Let's solve the inequality step by step.
Question 1
Given the inequality:
\[ \frac{5}{9}w \geq 8 \]
To isolate \( w \), we need to divide both sides of the inequality by \(\frac{5}{9}\). According to the rules for inequalities, when you divide by a positive number, the direction of the inequality remains the same.
The correct step is:
- Divide \( \frac{5}{9} \) on both sides of the inequality.
Question 2
Now, let's solve for \( w \):
\[ w \geq 8 \div \left(\frac{5}{9}\right) \]

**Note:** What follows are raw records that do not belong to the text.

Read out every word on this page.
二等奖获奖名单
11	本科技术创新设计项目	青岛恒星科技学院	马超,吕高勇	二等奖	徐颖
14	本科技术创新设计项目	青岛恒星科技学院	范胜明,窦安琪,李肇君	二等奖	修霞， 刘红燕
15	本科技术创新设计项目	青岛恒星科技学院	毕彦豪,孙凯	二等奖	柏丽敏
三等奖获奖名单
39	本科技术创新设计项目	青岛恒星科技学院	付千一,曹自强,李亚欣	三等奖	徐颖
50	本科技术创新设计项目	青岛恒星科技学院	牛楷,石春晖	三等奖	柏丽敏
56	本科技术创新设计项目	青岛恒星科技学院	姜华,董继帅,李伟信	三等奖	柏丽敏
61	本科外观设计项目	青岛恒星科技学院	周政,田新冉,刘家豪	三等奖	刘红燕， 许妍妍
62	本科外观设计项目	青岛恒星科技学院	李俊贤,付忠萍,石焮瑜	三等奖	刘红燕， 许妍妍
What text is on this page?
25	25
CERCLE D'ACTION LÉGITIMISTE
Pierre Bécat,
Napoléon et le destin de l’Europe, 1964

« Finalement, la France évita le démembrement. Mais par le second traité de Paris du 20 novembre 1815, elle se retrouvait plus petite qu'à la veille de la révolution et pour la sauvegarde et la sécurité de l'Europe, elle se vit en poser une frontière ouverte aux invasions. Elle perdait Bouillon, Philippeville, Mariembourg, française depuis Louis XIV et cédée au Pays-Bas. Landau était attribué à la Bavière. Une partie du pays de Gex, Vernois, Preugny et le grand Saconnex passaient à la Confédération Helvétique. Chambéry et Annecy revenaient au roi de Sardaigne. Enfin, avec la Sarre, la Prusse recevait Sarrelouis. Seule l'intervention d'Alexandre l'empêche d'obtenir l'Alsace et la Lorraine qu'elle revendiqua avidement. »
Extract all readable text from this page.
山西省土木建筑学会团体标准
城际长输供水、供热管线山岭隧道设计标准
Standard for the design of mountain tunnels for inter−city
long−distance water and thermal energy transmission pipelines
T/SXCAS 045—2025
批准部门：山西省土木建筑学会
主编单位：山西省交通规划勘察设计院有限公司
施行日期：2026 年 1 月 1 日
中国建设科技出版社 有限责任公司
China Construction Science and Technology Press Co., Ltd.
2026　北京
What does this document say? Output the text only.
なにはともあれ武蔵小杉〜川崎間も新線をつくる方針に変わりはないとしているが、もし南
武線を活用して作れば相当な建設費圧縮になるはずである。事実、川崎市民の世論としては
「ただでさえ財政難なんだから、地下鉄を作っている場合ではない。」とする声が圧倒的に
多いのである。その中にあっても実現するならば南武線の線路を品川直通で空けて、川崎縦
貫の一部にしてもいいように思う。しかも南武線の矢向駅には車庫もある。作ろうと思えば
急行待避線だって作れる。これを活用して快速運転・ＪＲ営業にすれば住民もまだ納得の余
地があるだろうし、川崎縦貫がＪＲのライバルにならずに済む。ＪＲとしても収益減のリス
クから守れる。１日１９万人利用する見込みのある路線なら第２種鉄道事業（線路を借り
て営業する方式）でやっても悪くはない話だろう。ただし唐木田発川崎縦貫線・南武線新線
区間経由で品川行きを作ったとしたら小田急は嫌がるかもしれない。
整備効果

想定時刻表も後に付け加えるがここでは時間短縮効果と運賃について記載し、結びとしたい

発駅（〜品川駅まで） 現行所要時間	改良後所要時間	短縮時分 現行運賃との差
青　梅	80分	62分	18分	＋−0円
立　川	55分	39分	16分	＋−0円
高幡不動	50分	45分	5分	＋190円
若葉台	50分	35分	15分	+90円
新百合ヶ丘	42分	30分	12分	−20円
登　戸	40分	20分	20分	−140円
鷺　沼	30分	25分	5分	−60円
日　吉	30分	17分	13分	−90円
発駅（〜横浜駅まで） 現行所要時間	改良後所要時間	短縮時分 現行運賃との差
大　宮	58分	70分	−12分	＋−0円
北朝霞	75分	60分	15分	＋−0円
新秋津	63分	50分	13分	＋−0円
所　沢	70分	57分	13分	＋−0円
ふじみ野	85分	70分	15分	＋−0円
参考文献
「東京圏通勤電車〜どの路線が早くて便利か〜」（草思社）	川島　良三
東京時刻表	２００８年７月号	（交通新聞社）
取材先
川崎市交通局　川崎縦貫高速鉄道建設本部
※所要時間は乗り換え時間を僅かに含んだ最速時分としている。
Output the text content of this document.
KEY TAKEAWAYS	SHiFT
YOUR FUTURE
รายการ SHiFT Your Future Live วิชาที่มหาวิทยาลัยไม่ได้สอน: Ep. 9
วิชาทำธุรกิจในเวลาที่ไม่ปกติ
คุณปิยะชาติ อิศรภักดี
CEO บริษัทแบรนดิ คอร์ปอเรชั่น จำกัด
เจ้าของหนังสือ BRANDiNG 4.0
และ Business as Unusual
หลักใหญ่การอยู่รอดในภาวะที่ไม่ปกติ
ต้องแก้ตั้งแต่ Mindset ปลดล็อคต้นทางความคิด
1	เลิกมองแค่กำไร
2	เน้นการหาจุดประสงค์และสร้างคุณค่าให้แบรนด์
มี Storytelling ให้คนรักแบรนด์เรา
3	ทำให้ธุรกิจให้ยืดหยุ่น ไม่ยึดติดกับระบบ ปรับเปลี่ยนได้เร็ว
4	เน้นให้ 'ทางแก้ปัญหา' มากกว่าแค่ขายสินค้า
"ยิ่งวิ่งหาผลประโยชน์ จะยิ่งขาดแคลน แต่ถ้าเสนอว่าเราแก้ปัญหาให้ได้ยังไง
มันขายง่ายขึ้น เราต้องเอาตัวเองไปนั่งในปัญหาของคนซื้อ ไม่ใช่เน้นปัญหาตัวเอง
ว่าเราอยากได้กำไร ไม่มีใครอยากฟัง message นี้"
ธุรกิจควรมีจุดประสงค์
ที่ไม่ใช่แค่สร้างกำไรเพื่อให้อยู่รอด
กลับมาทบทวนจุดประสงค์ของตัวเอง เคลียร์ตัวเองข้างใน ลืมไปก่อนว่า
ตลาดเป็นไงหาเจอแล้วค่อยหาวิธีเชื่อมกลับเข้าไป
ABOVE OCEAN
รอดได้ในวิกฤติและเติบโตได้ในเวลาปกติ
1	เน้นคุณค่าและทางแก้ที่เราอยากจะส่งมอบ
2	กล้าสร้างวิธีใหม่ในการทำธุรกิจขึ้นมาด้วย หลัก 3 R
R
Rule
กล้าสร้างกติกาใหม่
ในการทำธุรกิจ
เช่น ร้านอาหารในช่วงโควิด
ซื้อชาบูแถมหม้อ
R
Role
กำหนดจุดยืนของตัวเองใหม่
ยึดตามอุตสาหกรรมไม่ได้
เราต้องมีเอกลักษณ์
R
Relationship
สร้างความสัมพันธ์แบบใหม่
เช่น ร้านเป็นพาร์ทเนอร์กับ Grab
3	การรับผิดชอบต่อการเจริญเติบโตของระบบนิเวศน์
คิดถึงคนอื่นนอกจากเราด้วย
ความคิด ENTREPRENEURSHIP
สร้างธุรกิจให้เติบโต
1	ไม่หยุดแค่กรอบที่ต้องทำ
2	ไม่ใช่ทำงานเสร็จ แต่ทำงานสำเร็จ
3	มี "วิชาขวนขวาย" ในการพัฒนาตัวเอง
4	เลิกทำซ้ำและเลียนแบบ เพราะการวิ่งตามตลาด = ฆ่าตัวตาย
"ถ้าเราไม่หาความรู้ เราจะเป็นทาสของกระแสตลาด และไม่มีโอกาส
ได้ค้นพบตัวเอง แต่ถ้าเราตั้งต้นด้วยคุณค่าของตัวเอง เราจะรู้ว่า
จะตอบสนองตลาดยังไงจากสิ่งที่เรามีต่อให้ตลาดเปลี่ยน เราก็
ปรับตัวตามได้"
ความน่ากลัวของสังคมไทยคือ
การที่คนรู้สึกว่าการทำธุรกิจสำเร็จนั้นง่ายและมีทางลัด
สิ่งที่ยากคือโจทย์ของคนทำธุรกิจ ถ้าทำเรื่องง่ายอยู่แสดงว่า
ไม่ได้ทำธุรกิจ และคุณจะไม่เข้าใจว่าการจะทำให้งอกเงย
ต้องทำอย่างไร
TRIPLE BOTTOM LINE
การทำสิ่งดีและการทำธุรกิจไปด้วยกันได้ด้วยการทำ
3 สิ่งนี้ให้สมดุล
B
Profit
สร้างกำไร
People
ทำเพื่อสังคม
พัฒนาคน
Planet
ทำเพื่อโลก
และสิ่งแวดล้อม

Dividing by a fraction is equivalent to multiplying by its reciprocal:
\[ w \geq 8 \times \frac{9}{5} \]
Calculating that gives:
\[ w \geq \frac{72}{5} = 14.4 \]
Now, \( 14.4 \) can be expressed as a mixed number:
\[ 14.4 = 14 \frac{2}{5} \]
So the solution to the inequality is:
- w ≥ 14 2/5
Question 3
Since the inequality is \( w \geq 14 \frac{2}{5} \), we use a closed circle at \( 14 \frac{2}{5} \), and since \( w \) is greater than or equal to that value, we shade right on the number line.
So, the correct representation is:
- Closed circle, shade right
Summary of Answers
- Divide \( \frac{5}{9} \) on both sides of the inequality.
- w ≥ 14 2/5
- Closed circle, shade right